Già quando partì per l'Italia, dal porto di Marsiglia per Civitavecchia nel 1734, fu colpito profondamente dalla vista delle coste francesi ed italiane, tanto che, giunto a Roma, entrò immediatamente anche nello studio di Bernardino Vincenzo Fergioni (1674-circa 1738), detto "Lo sbirretto", noto artista dei paesaggi di mare, che divenne il suo più noto maestro, pittore molto apprezzato nella sua epoca, oggi quasi del tutto sconosciuto.

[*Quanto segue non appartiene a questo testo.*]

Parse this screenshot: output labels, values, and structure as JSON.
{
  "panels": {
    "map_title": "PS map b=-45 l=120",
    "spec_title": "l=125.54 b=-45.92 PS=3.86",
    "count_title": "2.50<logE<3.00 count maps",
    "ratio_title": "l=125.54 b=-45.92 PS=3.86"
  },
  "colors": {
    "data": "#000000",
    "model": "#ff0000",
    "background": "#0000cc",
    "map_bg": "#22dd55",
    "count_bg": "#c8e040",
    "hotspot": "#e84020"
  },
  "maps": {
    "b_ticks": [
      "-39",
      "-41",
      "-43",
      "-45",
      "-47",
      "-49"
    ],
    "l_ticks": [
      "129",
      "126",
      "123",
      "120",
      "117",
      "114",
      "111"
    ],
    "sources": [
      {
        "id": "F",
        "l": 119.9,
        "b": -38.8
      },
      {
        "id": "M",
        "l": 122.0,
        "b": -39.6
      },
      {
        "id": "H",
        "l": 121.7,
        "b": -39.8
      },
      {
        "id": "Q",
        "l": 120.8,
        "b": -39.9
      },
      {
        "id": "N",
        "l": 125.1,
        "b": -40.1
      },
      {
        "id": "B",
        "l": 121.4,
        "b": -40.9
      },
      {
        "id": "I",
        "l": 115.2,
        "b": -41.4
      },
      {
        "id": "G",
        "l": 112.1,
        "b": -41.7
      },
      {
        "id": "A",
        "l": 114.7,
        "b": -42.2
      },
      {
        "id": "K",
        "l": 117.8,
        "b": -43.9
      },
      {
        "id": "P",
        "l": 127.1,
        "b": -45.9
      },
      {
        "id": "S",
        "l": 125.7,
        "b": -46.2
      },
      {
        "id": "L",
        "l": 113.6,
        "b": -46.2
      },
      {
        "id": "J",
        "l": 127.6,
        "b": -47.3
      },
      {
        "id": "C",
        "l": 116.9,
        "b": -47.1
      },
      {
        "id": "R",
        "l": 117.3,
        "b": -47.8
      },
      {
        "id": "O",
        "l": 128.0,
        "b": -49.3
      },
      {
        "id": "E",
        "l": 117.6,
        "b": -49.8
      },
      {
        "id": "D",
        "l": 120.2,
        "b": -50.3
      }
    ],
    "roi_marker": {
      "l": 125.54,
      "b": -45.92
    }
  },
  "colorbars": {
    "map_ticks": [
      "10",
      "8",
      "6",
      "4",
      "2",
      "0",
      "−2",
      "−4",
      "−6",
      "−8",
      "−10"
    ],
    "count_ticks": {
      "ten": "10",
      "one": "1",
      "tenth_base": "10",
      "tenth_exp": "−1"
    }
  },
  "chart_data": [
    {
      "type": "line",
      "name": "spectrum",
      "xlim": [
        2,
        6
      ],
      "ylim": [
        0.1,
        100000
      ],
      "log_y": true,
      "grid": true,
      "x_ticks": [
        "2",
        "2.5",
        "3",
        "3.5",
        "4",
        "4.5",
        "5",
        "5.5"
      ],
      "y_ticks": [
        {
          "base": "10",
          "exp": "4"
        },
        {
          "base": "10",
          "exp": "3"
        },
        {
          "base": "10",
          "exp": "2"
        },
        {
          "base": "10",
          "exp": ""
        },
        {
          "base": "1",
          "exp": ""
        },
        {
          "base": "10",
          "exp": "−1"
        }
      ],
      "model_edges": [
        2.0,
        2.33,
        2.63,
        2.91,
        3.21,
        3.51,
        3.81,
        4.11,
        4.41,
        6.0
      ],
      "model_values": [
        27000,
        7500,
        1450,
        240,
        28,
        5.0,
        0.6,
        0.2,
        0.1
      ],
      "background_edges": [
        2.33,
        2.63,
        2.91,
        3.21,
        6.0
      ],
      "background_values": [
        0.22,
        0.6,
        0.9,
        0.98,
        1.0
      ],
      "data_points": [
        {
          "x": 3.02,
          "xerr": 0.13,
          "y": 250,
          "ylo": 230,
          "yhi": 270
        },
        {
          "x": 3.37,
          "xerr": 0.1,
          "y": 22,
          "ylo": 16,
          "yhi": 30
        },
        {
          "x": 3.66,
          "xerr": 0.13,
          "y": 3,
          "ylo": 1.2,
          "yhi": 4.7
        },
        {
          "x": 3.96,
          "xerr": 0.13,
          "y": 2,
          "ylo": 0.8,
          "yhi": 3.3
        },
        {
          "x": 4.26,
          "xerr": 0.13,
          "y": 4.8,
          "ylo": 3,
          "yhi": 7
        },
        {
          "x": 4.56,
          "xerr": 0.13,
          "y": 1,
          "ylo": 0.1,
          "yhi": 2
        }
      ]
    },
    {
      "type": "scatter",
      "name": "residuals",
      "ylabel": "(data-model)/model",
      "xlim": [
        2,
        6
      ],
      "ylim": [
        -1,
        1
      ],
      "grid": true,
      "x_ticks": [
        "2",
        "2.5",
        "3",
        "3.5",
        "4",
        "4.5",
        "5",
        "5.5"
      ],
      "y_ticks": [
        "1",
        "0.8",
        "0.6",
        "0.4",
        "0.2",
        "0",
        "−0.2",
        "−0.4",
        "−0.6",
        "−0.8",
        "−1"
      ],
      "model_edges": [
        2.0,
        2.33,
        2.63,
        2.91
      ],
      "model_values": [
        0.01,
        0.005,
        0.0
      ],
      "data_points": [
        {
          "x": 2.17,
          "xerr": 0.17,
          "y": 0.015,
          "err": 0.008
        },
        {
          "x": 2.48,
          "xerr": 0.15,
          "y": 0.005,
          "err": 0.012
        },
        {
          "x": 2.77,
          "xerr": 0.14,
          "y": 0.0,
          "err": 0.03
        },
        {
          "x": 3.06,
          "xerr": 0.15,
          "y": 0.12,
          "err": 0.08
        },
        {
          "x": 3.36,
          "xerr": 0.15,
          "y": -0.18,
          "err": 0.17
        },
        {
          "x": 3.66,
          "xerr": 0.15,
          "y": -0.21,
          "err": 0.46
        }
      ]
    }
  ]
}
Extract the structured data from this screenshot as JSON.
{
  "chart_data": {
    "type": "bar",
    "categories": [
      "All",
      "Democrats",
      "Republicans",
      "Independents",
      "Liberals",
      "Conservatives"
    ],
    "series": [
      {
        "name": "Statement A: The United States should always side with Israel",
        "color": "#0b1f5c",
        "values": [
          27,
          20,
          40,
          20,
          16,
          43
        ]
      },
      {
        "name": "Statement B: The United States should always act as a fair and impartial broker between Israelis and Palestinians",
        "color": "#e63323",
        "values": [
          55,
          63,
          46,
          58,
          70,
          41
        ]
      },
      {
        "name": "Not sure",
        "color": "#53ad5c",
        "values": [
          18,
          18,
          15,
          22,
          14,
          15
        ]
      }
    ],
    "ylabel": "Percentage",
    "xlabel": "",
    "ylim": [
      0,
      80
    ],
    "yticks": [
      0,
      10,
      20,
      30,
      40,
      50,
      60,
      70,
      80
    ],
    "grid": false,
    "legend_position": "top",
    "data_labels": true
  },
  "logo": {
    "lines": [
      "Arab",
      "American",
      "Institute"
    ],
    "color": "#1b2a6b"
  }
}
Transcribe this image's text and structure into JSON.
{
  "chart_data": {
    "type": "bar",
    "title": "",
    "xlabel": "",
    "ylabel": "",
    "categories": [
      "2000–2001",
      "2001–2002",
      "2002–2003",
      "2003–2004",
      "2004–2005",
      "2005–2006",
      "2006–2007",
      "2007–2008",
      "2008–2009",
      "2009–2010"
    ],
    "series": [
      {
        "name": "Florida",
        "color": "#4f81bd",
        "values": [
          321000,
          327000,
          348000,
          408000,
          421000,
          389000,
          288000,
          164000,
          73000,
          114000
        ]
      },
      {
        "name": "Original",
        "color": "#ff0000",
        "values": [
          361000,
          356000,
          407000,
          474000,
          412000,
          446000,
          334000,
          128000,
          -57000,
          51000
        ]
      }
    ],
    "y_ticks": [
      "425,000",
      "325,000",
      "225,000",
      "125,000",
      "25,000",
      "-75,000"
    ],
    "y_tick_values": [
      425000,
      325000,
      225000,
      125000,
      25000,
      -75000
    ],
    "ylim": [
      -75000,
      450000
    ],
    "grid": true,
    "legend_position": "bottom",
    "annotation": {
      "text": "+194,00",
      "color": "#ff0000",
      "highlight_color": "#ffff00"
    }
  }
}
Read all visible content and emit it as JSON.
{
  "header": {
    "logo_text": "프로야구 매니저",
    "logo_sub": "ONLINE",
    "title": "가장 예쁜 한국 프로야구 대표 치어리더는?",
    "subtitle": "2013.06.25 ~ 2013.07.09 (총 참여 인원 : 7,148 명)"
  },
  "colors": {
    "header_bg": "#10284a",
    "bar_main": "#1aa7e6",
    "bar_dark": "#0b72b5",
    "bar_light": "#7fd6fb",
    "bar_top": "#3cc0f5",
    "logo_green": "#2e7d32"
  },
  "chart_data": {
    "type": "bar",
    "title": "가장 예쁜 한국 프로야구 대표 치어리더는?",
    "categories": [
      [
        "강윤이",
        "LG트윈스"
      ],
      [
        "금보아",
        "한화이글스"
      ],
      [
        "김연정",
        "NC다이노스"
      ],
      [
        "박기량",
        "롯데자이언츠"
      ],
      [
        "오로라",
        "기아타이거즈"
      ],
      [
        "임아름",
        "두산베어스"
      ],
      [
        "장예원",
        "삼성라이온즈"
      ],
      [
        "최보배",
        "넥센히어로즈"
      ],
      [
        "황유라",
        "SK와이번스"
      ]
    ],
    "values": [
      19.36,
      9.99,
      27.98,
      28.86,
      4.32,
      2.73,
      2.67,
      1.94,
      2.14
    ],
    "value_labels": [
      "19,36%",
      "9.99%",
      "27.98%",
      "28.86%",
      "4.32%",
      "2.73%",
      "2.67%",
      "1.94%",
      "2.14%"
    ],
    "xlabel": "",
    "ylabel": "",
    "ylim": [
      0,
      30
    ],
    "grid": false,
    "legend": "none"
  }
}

Vogliamo però ricordare l'incontro di Fergioni con Peter Roos, detto Rosa da Tivoli, che lo spinse ad imitarne lo stile e a dipingere quadri con soggetti di animali. La sua maestria in questo genere è testimoniata da un quadro di caccia conservato a villa Albani (Torlonia), in cui è rappresentato un paesaggio con un cervo ucciso e tre cani a riposo. I due pittori francesi che avrebbero oscurato la fama del Fergioni furono Adrien Manglard (1695-1760) ed appunto Vernet, arrivati a Roma rispettivamente nel 1715 e nel 1734. Il Vernet, non avendo trovato buona accoglienza presso il Manglard, sarebbe stato poi alla scuola del Fergioni, quando questi era in età già avanzata, prima di andare "sur les ports de mer ... faire ses études", come gli era stato consigliato dal direttore dell'Accademia di Francia, Nicolas Vleughels (1668-1737).
La bellezza della trasposizione pittorica non poteva nascere se non dalla scrupolosa osservazione del reale.
A poco a poco Vernet attirò l'attenzione dell'ambiente artistico romano. Ciò che lo distingueva era la capacità, partendo da disegni piuttosto convenzionali, tipici dell'epoca, di fondere usuali osservazioni con particolari effetti e fenomeni atmosferici: questo rendeva assai desuete le sue opere. Vernet, fra l'altro, rappresentando la natura, lasciava vasti spazi (sino a due terzi del quadro) al cielo, nonché alle scene di vita quotidiana che animavano i diversi luoghi. Forse nessun pittore paesaggista o di marine ha mai trattato le figure umane come Vernet. E cioè come elementi primari delle scene rappresentate o comunque considerandole fattori importanti della composizione complessiva. In questo egli fu certamente influenzato da Giovanni Paolo Pannini (1691-1765) che incontrò a Roma e a fianco del quale molto probabilmente lavorò.